When the story opens, Wendy and her many, many sequel baits come back for some R&R – she is a WEAL or a female SEAL on a fortnight-long leave of sorts after attending the funeral of a team member – you can guess what happens next. She gets involved with Cassie, who wants to learn how to swim, and Ethan continues to bitch about how much Wendy hurt him – his penis somehow finding its way into Beth Anne is, of course, somehow irrelevant to the whole scheme of things – and bitch, bitch, bitch is all he does. Ethan wants her, of course, but she must stay by his side or else there will be no more pee-pee fun for Wendy, oh no, and hence, because Wendy will leave him again, he must never tell him how he feels about her, and then he acts offended when she doesn’t read his mind and assumes that he doesn’t want her.
Wendy is a WEAL who did a lot of kickass stuff to serve her country. He spent more than a decade sulking in a Christmas tree farm while wondering whether he should join the SEAL (because doing so is as easy as filling up an application form, I guess), but because he has a penis and hence the most important thing in any woman’s life, she eventually resigns to be with him and mother both him and his daughter forever. Oh, sod off.
This story has a number of hip, horny old people played up for laughs, although the author also occasionally gives the mothers of the hero and the heroine some semblance of humanity. But this only adds some cringe to the story – a bigger issue is how Ethan is such an unlikable package that spends most of the time sulking and being passive while resenting the world for not reading his mind. I really don’t like him. Wendy is a more likable heroine, but sadly, her WEAL background is pretty much cosmetic here: the plot doesn’t capitalize on her unusual occupation; she could easily have any other job and the story wouldn’t be much different. The fact that she is likable and her career is unusual for a romance heroine only makes her quitting her job to chain herself to that puke bucket with a sad face scrawled on one side ten times more painful to read.

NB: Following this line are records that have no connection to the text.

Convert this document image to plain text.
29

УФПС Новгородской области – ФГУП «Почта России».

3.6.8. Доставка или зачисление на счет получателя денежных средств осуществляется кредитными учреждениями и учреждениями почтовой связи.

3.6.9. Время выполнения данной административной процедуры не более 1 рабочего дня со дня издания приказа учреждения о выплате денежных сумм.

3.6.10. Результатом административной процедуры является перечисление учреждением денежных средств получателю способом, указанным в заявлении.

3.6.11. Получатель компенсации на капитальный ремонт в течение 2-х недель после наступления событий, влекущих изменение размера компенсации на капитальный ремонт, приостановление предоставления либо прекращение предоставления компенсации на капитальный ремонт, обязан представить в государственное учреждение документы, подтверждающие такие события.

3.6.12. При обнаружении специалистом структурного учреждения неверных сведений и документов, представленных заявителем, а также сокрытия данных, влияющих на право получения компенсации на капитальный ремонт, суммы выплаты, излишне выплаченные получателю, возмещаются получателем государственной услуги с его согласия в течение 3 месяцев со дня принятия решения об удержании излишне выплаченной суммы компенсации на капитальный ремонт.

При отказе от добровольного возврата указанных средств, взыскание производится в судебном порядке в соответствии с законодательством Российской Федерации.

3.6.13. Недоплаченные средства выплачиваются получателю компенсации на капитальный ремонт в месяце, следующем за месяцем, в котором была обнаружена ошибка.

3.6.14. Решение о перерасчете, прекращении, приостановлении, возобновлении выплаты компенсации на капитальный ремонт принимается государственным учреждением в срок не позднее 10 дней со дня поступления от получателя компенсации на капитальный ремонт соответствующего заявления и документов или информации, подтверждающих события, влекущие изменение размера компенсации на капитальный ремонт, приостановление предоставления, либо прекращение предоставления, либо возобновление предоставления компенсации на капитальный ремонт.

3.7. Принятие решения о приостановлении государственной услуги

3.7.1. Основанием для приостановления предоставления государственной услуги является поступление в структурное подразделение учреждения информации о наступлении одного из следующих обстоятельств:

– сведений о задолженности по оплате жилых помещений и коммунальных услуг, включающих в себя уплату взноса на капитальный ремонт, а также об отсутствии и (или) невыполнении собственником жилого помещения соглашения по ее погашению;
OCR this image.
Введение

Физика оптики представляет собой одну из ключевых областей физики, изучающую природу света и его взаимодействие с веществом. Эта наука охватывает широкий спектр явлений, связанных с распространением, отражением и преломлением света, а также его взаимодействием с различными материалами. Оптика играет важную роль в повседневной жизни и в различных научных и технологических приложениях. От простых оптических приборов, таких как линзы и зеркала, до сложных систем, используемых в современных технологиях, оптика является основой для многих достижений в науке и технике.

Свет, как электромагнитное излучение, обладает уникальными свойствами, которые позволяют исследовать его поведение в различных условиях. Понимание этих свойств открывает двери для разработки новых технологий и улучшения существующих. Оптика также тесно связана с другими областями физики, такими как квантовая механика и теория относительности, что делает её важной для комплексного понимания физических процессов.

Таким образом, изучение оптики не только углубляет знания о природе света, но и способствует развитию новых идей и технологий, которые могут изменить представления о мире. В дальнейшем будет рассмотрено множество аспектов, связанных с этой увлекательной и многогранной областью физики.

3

Oh, and Cassie is exactly what you’d think she is, shudder.
Also, poor Beth Anne! She died of multiple sclerosis, which I’m sure we can all agree is not a nice way to go, and the story proceeds to tell me through various secondary characters that Ethan never loved her. This treatment of the poor dead woman only makes me loathe Ethan and his mother more. For all I know, she might have loved that douche factory, and this is the thanks she gets: everyone puts her down so that the whole world knows that Wendy is the woman Ethan deserves. Again, sod off. No, fuck off.
You need to be able to accept or at least tolerate self-centered douche factories like Ethan to get into The Forever Christmas Tree. Otherwise, like me, you’re going to wish desperately that that sod will be inflicted with a health condition that forces him to crap in his pants each time he feels horny.